Valentino López mostró su costado más íntimo en una escapada a Mar del Plata

Postales simples, lejos del ruido y muy cerca del disfrute compartido. Un viaje corto que dijo más de lo que parecía.

Valentino López mostró su costado más íntimo en una escapada a Mar del Plata

Valentino López no necesitó grandes anuncios ni declaraciones. Le alcanzó con subir unas pocas imágenes para dejar en claro el momento que atraviesa. Mar del Plata fue el escenario elegido para una escapada tranquila junto a su novia, Carola Sánchez Aloe, y el tono de las postales habló por sí solo: calma, cercanía y ganas de desconectar.

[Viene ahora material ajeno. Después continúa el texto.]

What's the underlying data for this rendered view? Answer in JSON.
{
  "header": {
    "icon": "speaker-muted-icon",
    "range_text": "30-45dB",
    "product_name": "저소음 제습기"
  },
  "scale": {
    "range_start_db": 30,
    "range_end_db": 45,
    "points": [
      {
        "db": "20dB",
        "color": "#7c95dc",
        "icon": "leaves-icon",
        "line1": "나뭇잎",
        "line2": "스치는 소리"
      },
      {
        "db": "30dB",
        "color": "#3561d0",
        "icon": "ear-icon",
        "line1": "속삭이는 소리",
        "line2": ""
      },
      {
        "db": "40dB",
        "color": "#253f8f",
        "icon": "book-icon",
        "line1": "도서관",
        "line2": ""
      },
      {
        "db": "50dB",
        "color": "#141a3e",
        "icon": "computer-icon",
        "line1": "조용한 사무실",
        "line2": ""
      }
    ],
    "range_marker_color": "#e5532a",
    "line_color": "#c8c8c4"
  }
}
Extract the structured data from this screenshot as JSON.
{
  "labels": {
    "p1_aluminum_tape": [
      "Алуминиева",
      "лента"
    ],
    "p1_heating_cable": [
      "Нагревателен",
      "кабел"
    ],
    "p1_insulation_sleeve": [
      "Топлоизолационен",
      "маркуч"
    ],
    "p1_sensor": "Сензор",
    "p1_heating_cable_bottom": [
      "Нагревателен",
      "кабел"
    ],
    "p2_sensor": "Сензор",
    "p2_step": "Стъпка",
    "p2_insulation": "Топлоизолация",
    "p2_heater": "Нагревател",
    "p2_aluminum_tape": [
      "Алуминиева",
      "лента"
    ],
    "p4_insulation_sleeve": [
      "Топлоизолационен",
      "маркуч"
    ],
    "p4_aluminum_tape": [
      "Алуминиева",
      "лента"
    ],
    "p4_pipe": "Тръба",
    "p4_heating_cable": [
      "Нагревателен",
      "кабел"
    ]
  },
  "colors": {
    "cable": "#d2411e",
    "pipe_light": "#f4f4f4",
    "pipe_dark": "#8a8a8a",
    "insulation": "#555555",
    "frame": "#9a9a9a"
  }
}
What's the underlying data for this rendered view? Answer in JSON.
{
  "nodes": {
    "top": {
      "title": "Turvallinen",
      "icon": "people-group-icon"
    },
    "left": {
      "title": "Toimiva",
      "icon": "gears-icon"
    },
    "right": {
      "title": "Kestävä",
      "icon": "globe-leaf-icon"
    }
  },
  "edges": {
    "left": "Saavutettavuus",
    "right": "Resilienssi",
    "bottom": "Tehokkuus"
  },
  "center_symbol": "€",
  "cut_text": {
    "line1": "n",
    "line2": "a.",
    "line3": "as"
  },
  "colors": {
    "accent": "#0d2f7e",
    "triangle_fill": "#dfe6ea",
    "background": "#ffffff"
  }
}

Las historias aparecieron de a poco. Un almuerzo frente al mar en Playa Grande, con una mesa cargada de mariscos y ese fondo que solo la costa puede ofrecer. Después, el detalle del postre helado, prolijo, colorido, casi como un cierre pensado para el momento. Nada exagerado, nada impostado. Solo disfrute compartido.

En otra imagen, Carola mostró el atardecer marplatense. El cielo gris, el oleaje intenso y el muro característico de la zona armaron una escena bien reconocible para cualquiera que haya caminado esa costa alguna vez. No hizo falta agregar demasiado: el paisaje y el clima hicieron el resto.

Valentino, por su parte, también dejó su marca. Desde el hotel, subió una selfie frente al espejo con un look relajado, oscuro, lejos del brillo que suele rodear a los hijos de figuras mediáticas. Incluso en vacaciones, el estilo sigue siendo parte de su identidad, aunque sin buscar protagonismo extra.

El viaje llega en un momento particular para ambos. Valentino, hijo de Wanda Nara y Maxi López, viene ganando cada vez más visibilidad en redes, mientras que Carola, influencer y creadora de contenido, acompaña ese crecimiento con naturalidad. Desde que oficializaron su relación, se los ve juntos en eventos y salidas, pero esta escapada mostró otra faceta: la de lo cotidiano.

Eso fue, justamente, lo que más comentaron los seguidores. La elección de Mar del Plata, la sencillez del plan y la ausencia de lujos llamativos generaron una reacción positiva, casi de alivio. Como si, por unos días, todo hubiera bajado un cambio.

Por ahora no hubo más detalles sobre la duración del viaje ni sobre otros planes, pero las imágenes alcanzaron para transmitir una sensación clara: Valentino y Carola atraviesan un presente sereno, de esos que no necesitan explicación. A veces, lo más simple es lo que mejor habla.